The obvious derivation of this verb is בערה (be'era), meaning fire (Exodus 22:6), but it must be noted that this is a very rare form, literally meaning "that what was kindled".
Curiously, another verb that is identical to the one mentioned above, is בער (ba'ar II), meaning to be stupid, brutish or most literally: beastly. This verb was probably formed after the noun בעיר (be'ir), denoting beasts or cattle.
BDB Theological Dictionary deems the connection between the two verbs obscure, and perhaps the two verbs came to the Hebrew language via other languages and accidentally became identical.
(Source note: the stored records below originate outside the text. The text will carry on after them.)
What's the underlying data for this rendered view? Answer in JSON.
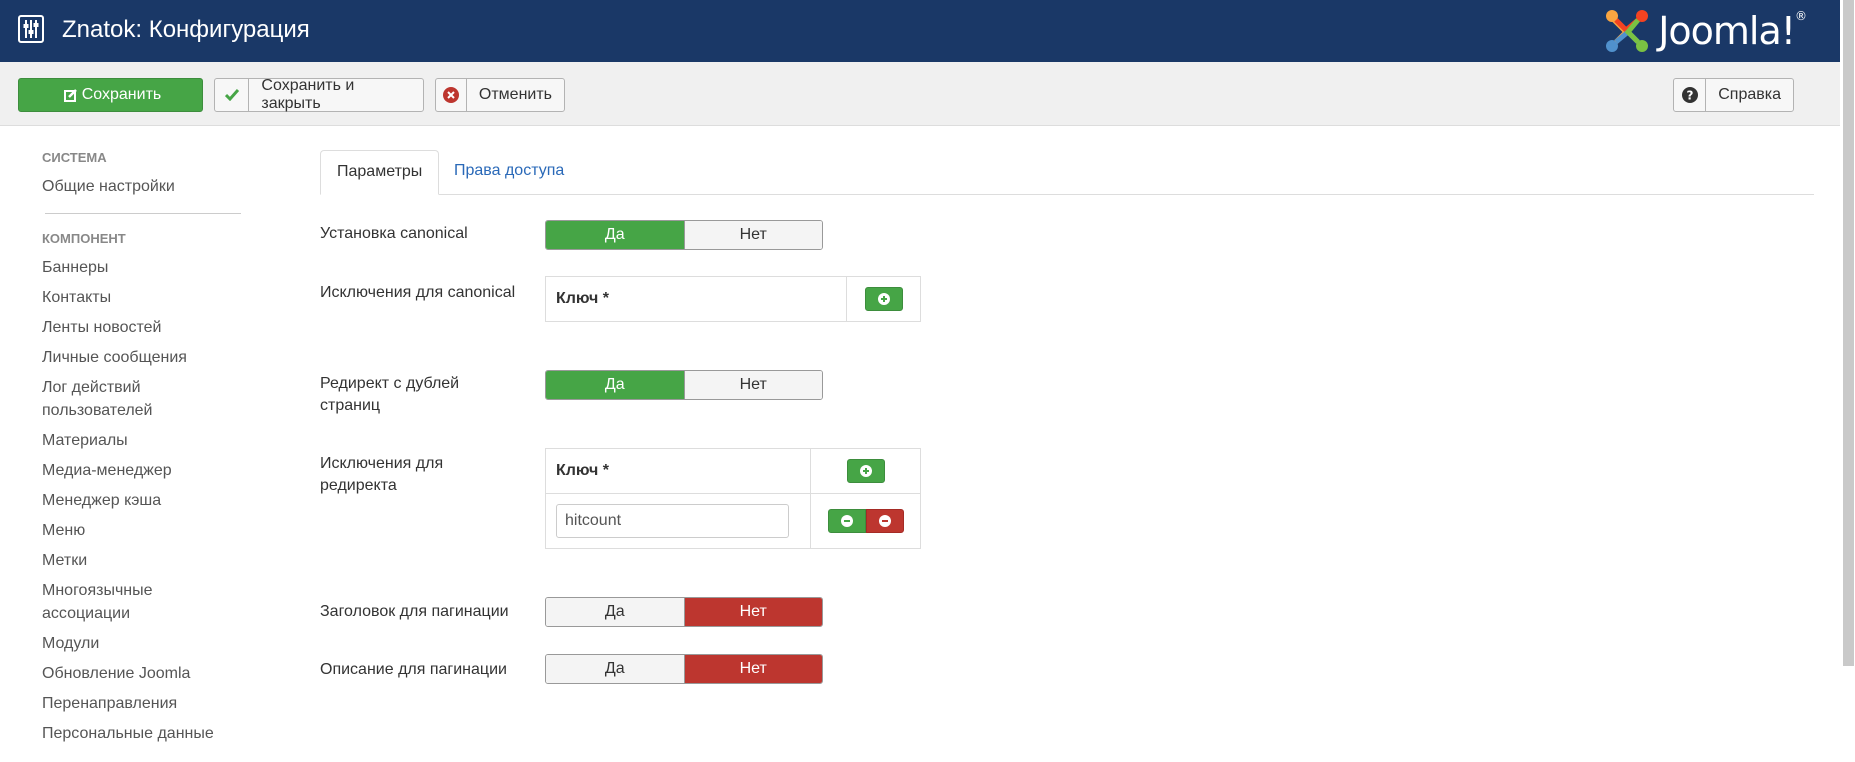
{
  "header": {
    "title": "Znatok: Конфигурация",
    "logo_text": "Joomla!",
    "logo_mark": "®"
  },
  "toolbar": {
    "save_label": "Сохранить",
    "save_close_label": "Сохранить и закрыть",
    "cancel_label": "Отменить",
    "help_label": "Справка"
  },
  "sidebar": {
    "system_heading": "СИСТЕМА",
    "system_items": [
      "Общие настройки"
    ],
    "component_heading": "КОМПОНЕНТ",
    "component_items": [
      "Баннеры",
      "Контакты",
      "Ленты новостей",
      "Личные сообщения",
      "Лог действий пользователей",
      "Материалы",
      "Медиа-менеджер",
      "Менеджер кэша",
      "Меню",
      "Метки",
      "Многоязычные ассоциации",
      "Модули",
      "Обновление Joomla",
      "Перенаправления",
      "Персональные данные"
    ]
  },
  "tabs": [
    {
      "label": "Параметры",
      "active": true
    },
    {
      "label": "Права доступа",
      "active": false
    }
  ],
  "fields": {
    "canonical": {
      "label": "Установка canonical",
      "yes": "Да",
      "no": "Нет",
      "value": "Да"
    },
    "canonical_exceptions": {
      "label": "Исключения для canonical",
      "key_header": "Ключ *"
    },
    "redirect": {
      "label": "Редирект с дублей страниц",
      "yes": "Да",
      "no": "Нет",
      "value": "Да"
    },
    "redirect_exceptions": {
      "label": "Исключения для редиректа",
      "key_header": "Ключ *",
      "rows": [
        "hitcount"
      ]
    },
    "pagination_title": {
      "label": "Заголовок для пагинации",
      "yes": "Да",
      "no": "Нет",
      "value": "Нет"
    },
    "pagination_desc": {
      "label": "Описание для пагинации",
      "yes": "Да",
      "no": "Нет",
      "value": "Нет"
    }
  },
  "colors": {
    "header_bg": "#1a3867",
    "success": "#46a546",
    "danger": "#bd362f",
    "link": "#2a69b8"
  }
}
But perhaps the Hebrews recognized anger, and especially acts committed out of anger, to be behavior shared with higher animals. HAW Theological Wordbook of the Old Testament reads about the latter root, "The root seems to contrast man's ability to reason and understand with the beast's inability to do so - Proverbs 30:2".
But then, language such as used in Exodus 22:4-6 shows these two roots side by side, once as cattle that grazes clean a field, and then as fire that does the same to stacks of grain.
The Hebrew verb בער (ba'ar III) was, until recently, considered part of (ba'ar I) but lately it is viewed separately (or so sayeth HAW Theological Wordbook of the Old Testament). This is, of course, tremendously clever, but one may wonder if the Hebrews themselves knew about this.
This completely separate root בער (ba'ar III) occurs twenty-seven times and mostly denotes a removal of evil from the land. That this removal became typically depicted as purification by fire has apparently no bearing on the discussion of where this separate root came from. Here at Abarim Publications, we doubt that there are indeed three separate roots.